Your behavior is undefined. Meaning, sometimes it could print junk values, sometimes it could crash. So always initialize your vars before usage.
What you're missing is that the compiler isn't required to catch this case, and often won't. This is undefined behavior, which means that there are no requirements as to what the implementation does, and it's your job to avoid it. Typically, the compiler will just compile whatever it sees in case of undefined behavior, and the sometimes reasonable behavior that comes out can be confusing.
In this case, you stored a memory address in numeros, and in the next statement referenced *(numeros + 900), which given the usual int size would be 3600 bytes after the memory address. The compiler generated the code for the reference. Considering that this is undefined behavior, the compiler was perfectly correct to do so, or for that matter to write an insulting email to you or your mother; the Standard specifies nothing. It could, of course, detect this and give you a run-time error saying "Address out of bounds at line 7", but unfortunately none of the compilers I've used give you that option.

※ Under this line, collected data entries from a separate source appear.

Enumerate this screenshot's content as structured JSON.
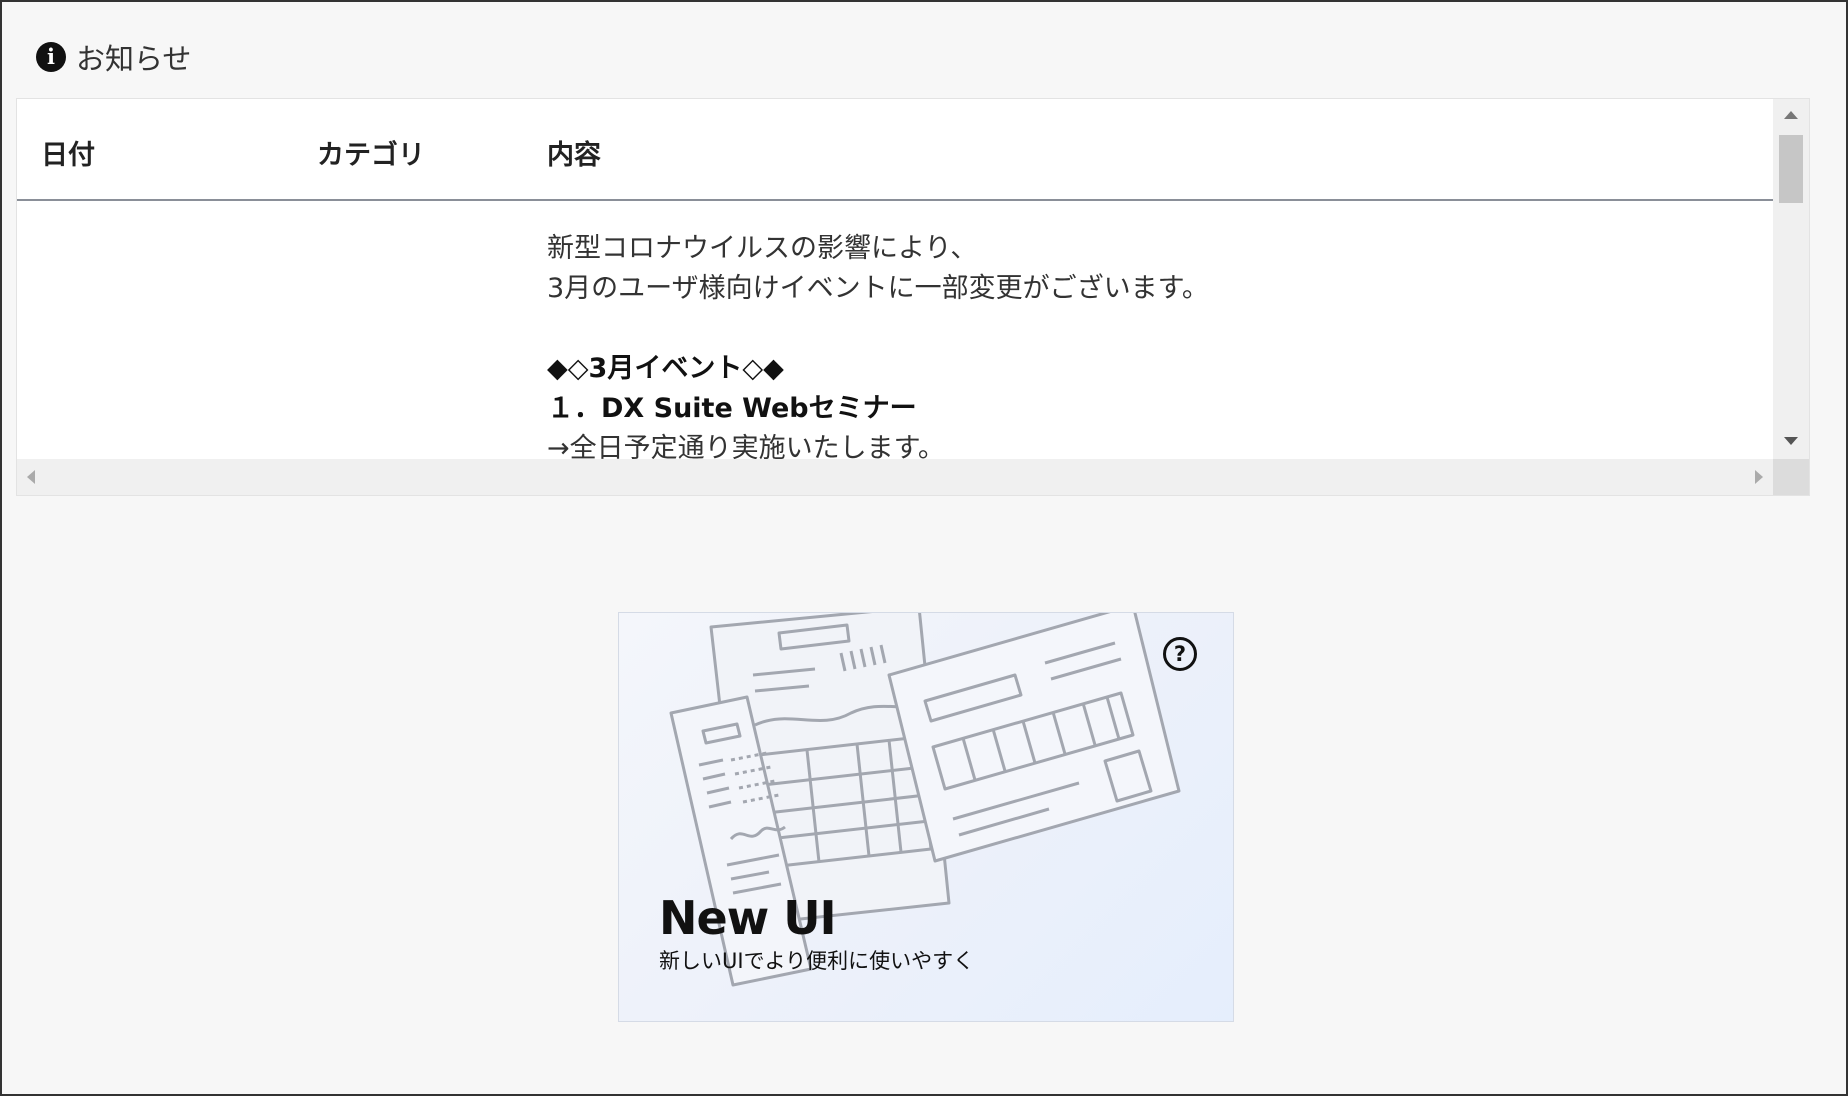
{
  "notice": {
    "title": "お知らせ",
    "icon": "info-icon",
    "columns": {
      "date": "日付",
      "category": "カテゴリ",
      "content": "内容"
    },
    "rows": [
      {
        "date": "",
        "category": "",
        "content_lines": [
          "新型コロナウイルスの影響により、",
          "3月のユーザ様向けイベントに一部変更がございます。",
          "",
          "◆◇3月イベント◇◆",
          "１．DX Suite Webセミナー",
          "→全日予定通り実施いたします。"
        ]
      }
    ]
  },
  "banner": {
    "title": "New UI",
    "subtitle": "新しいUIでより便利に使いやすく",
    "help_icon": "question-circle-icon"
  },
  "colors": {
    "page_bg": "#f7f7f7",
    "frame_border": "#333333",
    "header_rule": "#8a8f98",
    "scrollbar_track": "#f0f0f0",
    "scrollbar_thumb": "#c6c6c6",
    "banner_bg": "#edf1fa"
  }
}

This is one of the trickier parts of C programming: making sure your program is well-defined.
You Allocated memory for 9 elements with malloc:
int *numeros = malloc(sizeof(int) * 3 * 3);
// allocates memory of (4) *(9) bytes==36 bytes
Now your array bounds should be within the limit of int's for which you allocated memory which is the number by which you multiplied your sizeof(int).It allocated memory for for as much int's.
You're able to do this because you've allocated your array from the heap, which is probably at least 32K. So what you're doing is writing to some other location in the heap, which is "legal". If you bumped your array index up to 128000 or so, you might get an access violation. As it is, you're (potentially) overwriting some other data you've allocated, or possibly the actual heap management metadata (block headers).